I am not a parent, but this seems like a good practice to get a child in the habit of, anyway: separating out your devices for work and school. Much like I wouldn't log into personal Slack groups on my work laptop (I learned that lesson!), I wouldn't try to conduct personal work on a school laptop.
> The district should supply the Chromebook for school work. They will manage that as they see fit.

I haven't been a student for a while, but the closest analogous technology they had when I was in high school was my graphing calculator for math classes. The school district mandated individual students each obtain a specific graphing calculator, which was a fully programmable computing environment (the TI-83). But the teachers/administration could and would wield a lot of power over those devices (which the the families owned in the legal sense) - looking through it, requiring students to wipe its storage with no warning, etc. Requiring families to buy a Chromebook and still use a school-managed account with invasive management on it feels largely analogous.

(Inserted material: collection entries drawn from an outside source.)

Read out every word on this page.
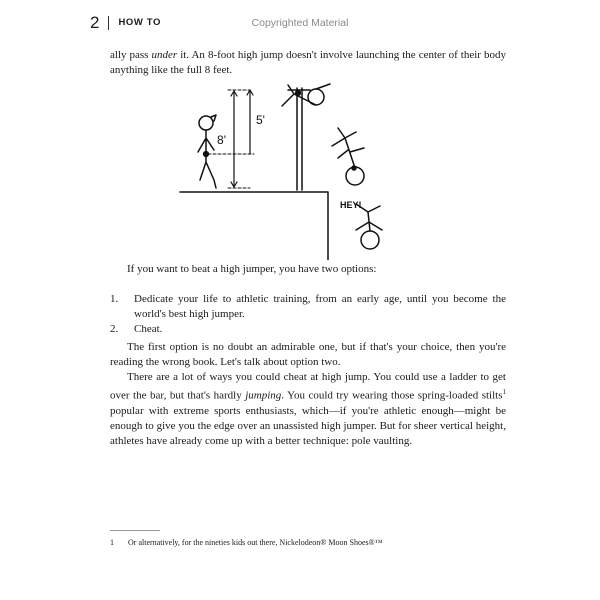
2 HOW TO	Copyrighted Material

ally pass under it. An 8-foot high jump doesn't involve launching the center of their body anything like the full 8 feet.

8'
5'
HEY!

If you want to beat a high jumper, you have two options:

1.	Dedicate your life to athletic training, from an early age, until you become the world's best high jumper.
2.	Cheat.

The first option is no doubt an admirable one, but if that's your choice, then you're reading the wrong book. Let's talk about option two.

There are a lot of ways you could cheat at high jump. You could use a ladder to get over the bar, but that's hardly jumping. You could try wearing those spring-loaded stilts$^1$ popular with extreme sports enthusiasts, which—if you're athletic enough—might be enough to give you the edge over an unassisted high jumper. But for sheer vertical height, athletes have already come up with a better technique: pole vaulting.

1 Or alternatively, for the nineties kids out there, Nickelodeon® Moon Shoes®™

Buying a separate personal laptop is the correct workaround, but unfortunately I don't think the "the school should supply the schoolwork computer" line of reasoning holds up. The hardware/software has become more powerful in the graduation from TI-83 to Chromebook but the principles are the same.

In my case, we bought our kids better ones than the district offered, which are the lowest educational spec machines available. It was only after we bought it - during covid school-from-home last year - that we learned our district also forbids any non-district-issued computer from connecting to school wifi, so we ended up with one of the crappy machines anyway. On the plus side, no effect on our personal chromebook, but on the negative side, my kids are restricted to using the crappy school computers for school work.
District chromebooks are for in-school use only. You can't take them home. This is for homework.
Chicago Public Schools gave me a chromebook to do homework on. It was a piece of trash computer that they probably got for free, but I could certainly take it home and use google suite for homework.